4. Designing Idempotent Consumers
Since achieving "Exactly-Once" over the network is physically impossible, system designers build for At-Least-Once and ensure that processing the same message multiple times has no side effects.
Using Idempotency Keys
Producers attach a unique idempotency_key (e.g., a UUID) to every message.
interface MessagePayload {
idempotencyKey: string; // UUID
userId: string;
amount: number;
}
async function processPayment(message: MessagePayload) {
// 1. Check if the key already exists in a fast distributed cache (Redis)
const alreadyProcessed = await redis.set(
`processed_payment:${message.idempotencyKey}`,
"success",
"EX", 86400, // Expire after 24 hours
"NX" // Only write if key does NOT exist
);
if (!alreadyProcessed) {
console.log("Duplicate message detected.
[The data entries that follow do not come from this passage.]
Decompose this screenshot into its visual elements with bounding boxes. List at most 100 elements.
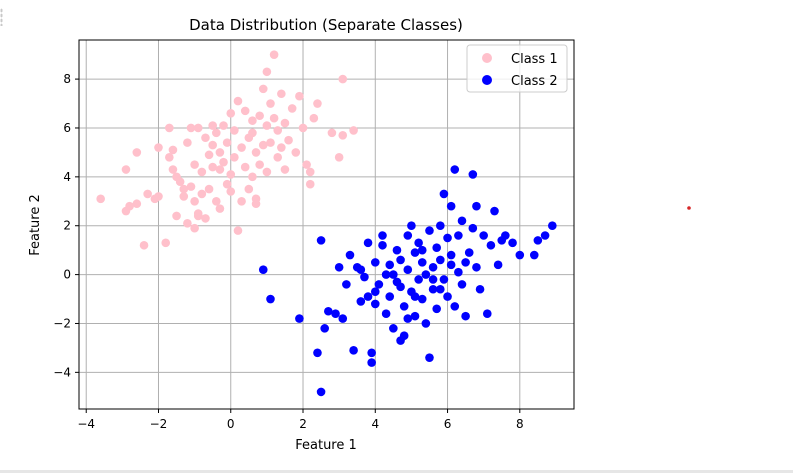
data-point xyxy=(436,255,445,265)
data-point xyxy=(219,121,228,130)
data-point xyxy=(396,282,405,292)
data-point xyxy=(324,306,333,316)
data-point xyxy=(338,131,348,140)
data-point xyxy=(208,121,217,130)
y-tick-label: 4 xyxy=(63,170,71,184)
data-point xyxy=(179,184,189,194)
data-point xyxy=(154,192,163,201)
data-point xyxy=(179,192,189,201)
data-point xyxy=(407,221,416,231)
data-point xyxy=(349,126,358,135)
data-point xyxy=(197,167,207,177)
data-point xyxy=(428,275,438,284)
data-point xyxy=(439,189,449,199)
data-point xyxy=(287,104,297,113)
data-point xyxy=(461,311,470,321)
legend-label-class-2: Class 2 xyxy=(511,74,558,89)
data-point xyxy=(425,226,434,235)
y-tick-label: −2 xyxy=(53,316,71,330)
data-point xyxy=(436,284,445,294)
data-point xyxy=(370,299,380,309)
data-point xyxy=(313,99,322,108)
data-point xyxy=(193,211,203,221)
data-point xyxy=(396,255,405,265)
data-point xyxy=(414,275,423,284)
data-point xyxy=(370,287,380,297)
y-tick-label: −4 xyxy=(53,365,71,379)
data-point xyxy=(262,121,272,130)
data-point xyxy=(399,302,409,311)
data-point xyxy=(342,280,351,289)
data-point xyxy=(226,187,236,196)
data-point xyxy=(457,216,467,226)
data-point xyxy=(479,231,488,240)
data-point xyxy=(154,143,163,152)
data-point xyxy=(345,250,355,260)
data-point xyxy=(273,126,283,135)
data-point xyxy=(230,126,239,135)
data-point xyxy=(230,152,239,162)
series-class-1 xyxy=(96,50,358,250)
drag-handle-icon[interactable] xyxy=(0,8,3,26)
data-point xyxy=(125,201,134,211)
y-tick-label: 0 xyxy=(63,268,71,282)
data-point xyxy=(168,165,178,174)
data-point xyxy=(417,294,427,304)
bottom-scrollbar[interactable] xyxy=(0,470,793,473)
data-point xyxy=(446,260,456,270)
data-point xyxy=(121,165,131,174)
data-point xyxy=(316,236,326,245)
data-point xyxy=(258,140,268,150)
axis-ticks: −4 −2 0 2 4 6 8 −4 −2 0 2 4 6 8 xyxy=(53,72,523,431)
plot-frame xyxy=(78,39,575,410)
data-point xyxy=(461,258,470,267)
data-point xyxy=(313,348,322,358)
data-point xyxy=(439,275,449,284)
data-point xyxy=(208,140,217,150)
data-point xyxy=(389,270,398,279)
data-point xyxy=(295,91,304,101)
y-tick-label: 2 xyxy=(63,219,71,233)
data-point xyxy=(251,194,261,204)
data-point xyxy=(291,148,301,157)
data-point xyxy=(454,231,463,240)
data-point xyxy=(327,128,337,138)
data-point xyxy=(211,196,221,206)
data-point xyxy=(219,157,228,167)
y-tick-label: 6 xyxy=(63,121,71,135)
data-point xyxy=(410,292,420,301)
data-point xyxy=(277,143,286,152)
data-point xyxy=(472,262,481,272)
data-point xyxy=(273,152,283,162)
data-point xyxy=(201,214,210,223)
data-point xyxy=(392,245,402,255)
data-point xyxy=(248,128,257,138)
data-point xyxy=(266,294,275,304)
data-point xyxy=(277,89,286,99)
data-point xyxy=(334,152,344,162)
data-point xyxy=(417,258,427,267)
data-point xyxy=(320,324,329,333)
data-point xyxy=(493,260,503,270)
data-point xyxy=(165,152,174,162)
data-point xyxy=(233,96,243,106)
data-point xyxy=(508,238,517,248)
data-point xyxy=(255,160,264,169)
data-point xyxy=(533,236,543,245)
data-point xyxy=(139,240,149,250)
data-point xyxy=(269,50,279,59)
data-point xyxy=(204,150,214,160)
data-point xyxy=(338,74,348,84)
data-point xyxy=(472,201,481,211)
data-point xyxy=(464,248,474,257)
data-point xyxy=(197,189,207,199)
data-point xyxy=(417,245,427,255)
data-point xyxy=(443,233,452,243)
data-point xyxy=(215,204,225,213)
data-point xyxy=(378,240,387,250)
data-point xyxy=(248,172,257,182)
data-point xyxy=(446,201,456,211)
data-point xyxy=(370,258,380,267)
data-point xyxy=(172,211,181,221)
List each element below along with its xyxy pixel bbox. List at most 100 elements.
Skipping processing.");
return; // Skip duplicate message
}
// 2. Perform the critical action (e.g., charge credit card)
await db.transactions.create({
idempotencyKey: message.idempotencyKey,
userId: message.userId,
amount: message.amount
});
}5. Handling Failures: Dead Letter Queues (DLQ)
When a consumer encounters a malformed or unprocessable message (e.g., parsing error), retrying indefinitely will block the queue. We handle this using a Dead Letter Queue (DLQ).
- Retry with Exponential Backoff: If a transient database timeout occurs, return the message to the queue and retry, increasing the wait time with each attempt.
- Move to DLQ: If a message fails after a set number of retries (e.g., 3), the consumer sends it to the DLQ and acknowledges it on the main queue. This unblocks the queue, allowing other messages to proceed.
- Manual Inspection: Engineers monitor the DLQ, fix the root cause (e.g., updating database schemas or fixing software bugs), and replay the DLQ messages.